Underly is grappling with the same issues in the  Pecatonica School District. The rural district operates two schools with 400 students.

Like the Palmyra-Eagle School District, the Pecatonica School District also is stuck in a cycle of requesting referendums to cover the money lost due to declining enrollment. Underly said districts near more populated school districts with state-of-the-art facilities and preschool programs lose kids to open enrollment.

In 2017, voters approved a $325,000 referendum, with $100,000 used for deferred maintenance projects, including a new roof for the high school. This November, voters will be presented with another referendum, Underly said.

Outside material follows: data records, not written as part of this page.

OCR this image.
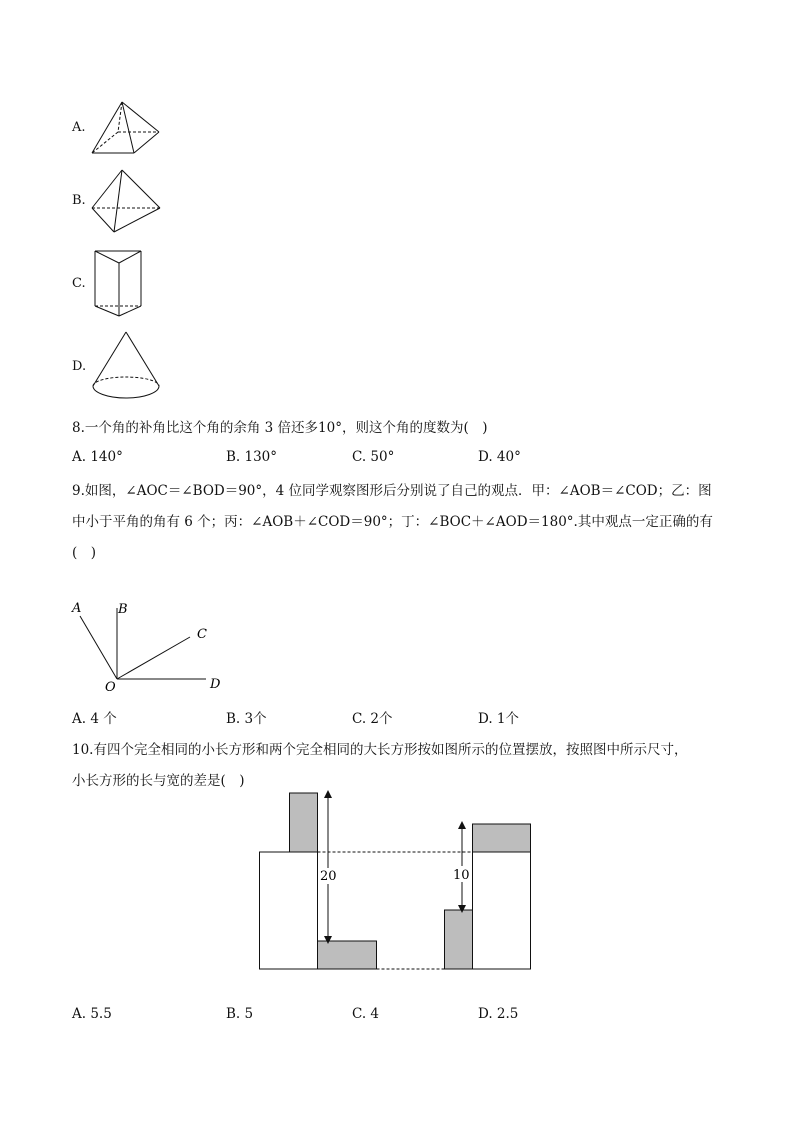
A.
B.
C.
D.
8.一个角的补角比这个角的余角 3 倍还多10°，则这个角的度数为(　)
A. 140°	B. 130°	C. 50°	D. 40°
9.如图，∠AOC＝∠BOD＝90°，4 位同学观察图形后分别说了自己的观点．甲：∠AOB＝∠COD；乙：图
中小于平角的角有 6 个；丙：∠AOB＋∠COD＝90°；丁：∠BOC＋∠AOD＝180°.其中观点一定正确的有
(　)
A	B
C
D
O
A. 4 个	B. 3个	C. 2个	D. 1个
10.有四个完全相同的小长方形和两个完全相同的大长方形按如图所示的位置摆放，按照图中所示尺寸，
小长方形的长与宽的差是(　)
20	10
A. 5.5	B. 5	C. 4	D. 2.5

It again will be to cover operational costs. The exact amount has yet to be determined, she said. 

“The pieces in the pie that are solely for public schools are getting smaller,” Underly said. “Voucher programs get to cut their own pieces. The public schools are left to share what is left.”

Even Wisconsin’s smallest, most remote schools feel the effects far away from Madison politicians or the Milwaukee area where the private voucher school program began. 

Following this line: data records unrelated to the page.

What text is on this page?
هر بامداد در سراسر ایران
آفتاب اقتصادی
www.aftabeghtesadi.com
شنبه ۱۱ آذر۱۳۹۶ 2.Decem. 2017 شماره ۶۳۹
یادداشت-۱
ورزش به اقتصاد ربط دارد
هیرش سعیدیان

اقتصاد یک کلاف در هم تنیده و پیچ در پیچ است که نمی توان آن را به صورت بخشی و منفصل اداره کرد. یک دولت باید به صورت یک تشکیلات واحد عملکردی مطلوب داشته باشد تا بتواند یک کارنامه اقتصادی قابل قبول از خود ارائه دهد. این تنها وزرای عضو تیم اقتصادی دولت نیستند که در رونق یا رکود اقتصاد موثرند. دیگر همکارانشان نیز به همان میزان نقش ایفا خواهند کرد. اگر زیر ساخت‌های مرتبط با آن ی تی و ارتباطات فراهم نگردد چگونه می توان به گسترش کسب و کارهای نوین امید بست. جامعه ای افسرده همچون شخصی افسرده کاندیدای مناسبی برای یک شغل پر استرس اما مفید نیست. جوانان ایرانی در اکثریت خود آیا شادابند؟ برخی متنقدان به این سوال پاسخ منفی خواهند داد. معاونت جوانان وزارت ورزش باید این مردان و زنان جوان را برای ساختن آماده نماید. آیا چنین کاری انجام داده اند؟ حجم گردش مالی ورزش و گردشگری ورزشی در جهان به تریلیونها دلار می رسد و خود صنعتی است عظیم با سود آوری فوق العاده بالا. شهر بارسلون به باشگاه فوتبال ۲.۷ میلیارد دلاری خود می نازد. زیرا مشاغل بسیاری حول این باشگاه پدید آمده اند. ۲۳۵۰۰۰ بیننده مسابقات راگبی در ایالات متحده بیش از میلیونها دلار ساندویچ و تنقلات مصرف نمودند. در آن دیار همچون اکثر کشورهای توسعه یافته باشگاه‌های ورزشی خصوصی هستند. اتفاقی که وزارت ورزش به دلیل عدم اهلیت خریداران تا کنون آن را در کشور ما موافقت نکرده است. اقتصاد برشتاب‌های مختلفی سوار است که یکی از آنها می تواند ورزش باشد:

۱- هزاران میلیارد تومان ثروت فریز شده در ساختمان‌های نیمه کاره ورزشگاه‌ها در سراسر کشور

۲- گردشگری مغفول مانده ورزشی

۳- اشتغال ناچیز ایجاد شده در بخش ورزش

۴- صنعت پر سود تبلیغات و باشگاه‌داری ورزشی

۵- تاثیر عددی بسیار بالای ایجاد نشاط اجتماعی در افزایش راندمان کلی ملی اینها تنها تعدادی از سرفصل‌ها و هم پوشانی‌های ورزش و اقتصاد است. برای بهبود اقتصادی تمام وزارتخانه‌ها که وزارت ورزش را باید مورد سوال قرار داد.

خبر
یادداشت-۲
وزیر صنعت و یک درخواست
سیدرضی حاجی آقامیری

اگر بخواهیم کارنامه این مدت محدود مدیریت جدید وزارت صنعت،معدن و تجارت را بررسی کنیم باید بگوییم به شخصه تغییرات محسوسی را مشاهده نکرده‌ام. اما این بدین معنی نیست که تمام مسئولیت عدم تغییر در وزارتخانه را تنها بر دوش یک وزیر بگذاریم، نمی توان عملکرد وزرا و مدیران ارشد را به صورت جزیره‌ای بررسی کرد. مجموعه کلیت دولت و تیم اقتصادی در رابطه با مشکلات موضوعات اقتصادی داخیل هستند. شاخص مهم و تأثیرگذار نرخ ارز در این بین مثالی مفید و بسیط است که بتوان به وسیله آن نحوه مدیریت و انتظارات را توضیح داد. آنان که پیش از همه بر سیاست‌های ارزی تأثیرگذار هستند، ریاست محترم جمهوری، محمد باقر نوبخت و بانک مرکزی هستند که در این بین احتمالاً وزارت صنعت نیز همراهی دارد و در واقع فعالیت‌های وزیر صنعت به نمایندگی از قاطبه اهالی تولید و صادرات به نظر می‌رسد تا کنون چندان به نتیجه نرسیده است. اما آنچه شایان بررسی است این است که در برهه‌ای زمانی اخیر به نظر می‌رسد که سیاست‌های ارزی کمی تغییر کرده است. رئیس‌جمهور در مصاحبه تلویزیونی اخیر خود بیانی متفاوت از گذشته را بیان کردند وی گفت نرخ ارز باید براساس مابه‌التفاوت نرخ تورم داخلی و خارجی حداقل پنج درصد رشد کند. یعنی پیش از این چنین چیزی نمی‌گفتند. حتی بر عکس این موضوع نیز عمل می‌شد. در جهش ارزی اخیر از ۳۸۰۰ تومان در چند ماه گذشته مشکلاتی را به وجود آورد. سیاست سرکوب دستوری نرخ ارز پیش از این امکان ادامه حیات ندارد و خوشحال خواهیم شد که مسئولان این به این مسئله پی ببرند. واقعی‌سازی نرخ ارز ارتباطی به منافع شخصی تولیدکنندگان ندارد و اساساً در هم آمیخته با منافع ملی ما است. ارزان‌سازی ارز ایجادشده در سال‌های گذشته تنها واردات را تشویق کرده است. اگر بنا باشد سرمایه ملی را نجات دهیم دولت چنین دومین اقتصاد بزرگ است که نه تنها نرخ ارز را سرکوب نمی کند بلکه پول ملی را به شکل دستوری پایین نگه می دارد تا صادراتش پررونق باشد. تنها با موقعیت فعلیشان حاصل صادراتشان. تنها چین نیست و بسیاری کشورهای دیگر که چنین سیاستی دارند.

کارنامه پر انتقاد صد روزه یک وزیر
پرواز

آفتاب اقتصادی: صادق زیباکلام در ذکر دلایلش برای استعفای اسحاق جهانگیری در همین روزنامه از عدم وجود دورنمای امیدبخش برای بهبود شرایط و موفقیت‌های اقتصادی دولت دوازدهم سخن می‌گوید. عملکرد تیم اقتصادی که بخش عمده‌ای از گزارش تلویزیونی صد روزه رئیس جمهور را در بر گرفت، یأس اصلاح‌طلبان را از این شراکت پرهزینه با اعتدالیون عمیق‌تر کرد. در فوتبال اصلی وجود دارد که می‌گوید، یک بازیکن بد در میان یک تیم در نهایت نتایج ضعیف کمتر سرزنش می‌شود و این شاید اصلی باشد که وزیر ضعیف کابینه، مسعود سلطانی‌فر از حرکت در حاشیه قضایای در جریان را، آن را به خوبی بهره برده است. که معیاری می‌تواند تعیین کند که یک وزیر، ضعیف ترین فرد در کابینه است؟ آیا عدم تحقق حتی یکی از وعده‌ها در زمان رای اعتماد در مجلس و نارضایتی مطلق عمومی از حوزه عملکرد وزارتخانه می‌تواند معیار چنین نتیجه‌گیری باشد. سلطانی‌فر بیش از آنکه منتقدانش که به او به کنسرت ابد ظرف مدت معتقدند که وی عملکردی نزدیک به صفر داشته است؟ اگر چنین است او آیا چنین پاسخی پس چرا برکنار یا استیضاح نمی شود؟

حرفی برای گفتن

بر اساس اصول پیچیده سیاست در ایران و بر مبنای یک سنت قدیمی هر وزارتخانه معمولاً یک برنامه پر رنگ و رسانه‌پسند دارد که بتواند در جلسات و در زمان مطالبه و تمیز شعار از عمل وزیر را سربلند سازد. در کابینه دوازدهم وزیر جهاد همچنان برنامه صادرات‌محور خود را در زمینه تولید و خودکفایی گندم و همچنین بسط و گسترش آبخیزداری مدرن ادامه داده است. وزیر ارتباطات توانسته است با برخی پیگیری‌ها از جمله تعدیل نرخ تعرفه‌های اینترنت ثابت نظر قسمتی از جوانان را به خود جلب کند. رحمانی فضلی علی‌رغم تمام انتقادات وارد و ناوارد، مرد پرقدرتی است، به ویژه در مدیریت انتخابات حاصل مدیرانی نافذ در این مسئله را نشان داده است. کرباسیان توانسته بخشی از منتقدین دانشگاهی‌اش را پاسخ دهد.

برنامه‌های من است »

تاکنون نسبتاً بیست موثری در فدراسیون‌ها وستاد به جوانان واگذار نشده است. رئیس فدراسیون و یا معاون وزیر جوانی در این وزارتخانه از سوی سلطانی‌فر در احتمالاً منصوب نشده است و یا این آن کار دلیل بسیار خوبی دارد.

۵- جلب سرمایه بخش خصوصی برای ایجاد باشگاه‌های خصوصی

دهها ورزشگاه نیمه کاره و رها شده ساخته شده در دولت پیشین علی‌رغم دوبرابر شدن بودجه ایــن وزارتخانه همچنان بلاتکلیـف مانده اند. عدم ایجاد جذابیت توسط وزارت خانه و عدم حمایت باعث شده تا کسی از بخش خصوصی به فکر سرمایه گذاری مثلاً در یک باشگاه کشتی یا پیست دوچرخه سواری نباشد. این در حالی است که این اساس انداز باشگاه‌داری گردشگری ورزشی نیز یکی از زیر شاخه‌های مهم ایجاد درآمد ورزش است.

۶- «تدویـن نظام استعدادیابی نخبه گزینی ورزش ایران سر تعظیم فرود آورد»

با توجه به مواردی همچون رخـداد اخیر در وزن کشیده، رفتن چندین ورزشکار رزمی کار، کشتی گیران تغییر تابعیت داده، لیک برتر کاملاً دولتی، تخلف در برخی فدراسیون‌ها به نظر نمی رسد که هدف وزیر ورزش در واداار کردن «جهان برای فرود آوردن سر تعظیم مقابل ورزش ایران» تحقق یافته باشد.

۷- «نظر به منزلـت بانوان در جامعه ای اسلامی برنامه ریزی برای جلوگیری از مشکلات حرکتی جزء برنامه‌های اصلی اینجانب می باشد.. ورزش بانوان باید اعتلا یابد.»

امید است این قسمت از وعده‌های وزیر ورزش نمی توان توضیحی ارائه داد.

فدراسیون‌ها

Maple Grove School sits on a hill in the Marathon County community of Hamburg. It is 115 years old and beloved for the way kids supplement their lessons by collecting eggs from the chicken coop and tapping the maple trees every spring. 

But the future of Maple Grove School will not be decided by the quality of its education but the money it can raise inside the limited boundaries of the Merrill school district.

When the Merrill school board started talking about closing Maple Grove, area families fought back. They are suspicious of claims the school district would save $550,000 over the next two years, in part because the savings could be wiped out if enough parents use the Open Enrollment program to leave the Merrill district entirely. 

“Our families are not unsympathetic to Merrill’s fiscal pressure,” said Dr. Dawn Nonn, the principal of Maple Grove. “There’s not necessarily a guarantee that closing us is going to fix anything. It might be a band-aid but has it really changed that piece of declining enrollment?” 

A separate, taxpayer-funded, private school voucher program also draws criticism for its reduced oversight compared to public schools.

“It’s going to impact the system overall because you don’t have the accountability features, the fiscal responsibility, the qualified staff,” said Nonn, “so you can’t say the quality of education is comparable to the public sector.”

“At what point do we really make the commitment to public education and where we look at that voucher system and really decide if it’s meeting the goals that we were presented? It’s time to start evaluating whether it’s fiscally responsible as a state to continue funding this.”

Rep. Jonathan Brostoff, D-Milwaukee, plans to use Pence’s presence at the Capitol to introduce the Public Education Reinvestment Act tomorrow following the Vice President’s speech. The bill phases out “the failed voucher experiment and reinvests that money back into the public school,” Brostoff said. 

It also lowers class sizes to 18 students per instructor.  

“If these voucher schools are doing so well and being successful on their own merits, they should not have to rely on public subsidies,” Brostoff said.

Unified siena
Siena Catholic Schools of Racine is the largest beneficiary of state voucher funding within the Racine Unified School District. About 79 percent of the Catholic school 1,583 students attend through the voucher program, according to the state Department of Public Instruction. Choice vouchers cost an estimated $29.2 million in the district, according to DPI estimates. (Photos by Jonathon Sadowski)

As for the criticism levied against the package of school choice programs, Shires said the goal of the School Choice Wisconsin is to empower parents.

“We would say let the parents choose,” Shires said. 

The state capitol rally for School Choice Week will be held from noon to 1 p.m. It is hosted by School Choice Wisconsin, Hispanics for School Choice, No Better Friend Corp., Wisconsin Institute of Law and Liberty, Wisconsin Federation for Children and Americans for Prosperity Foundation.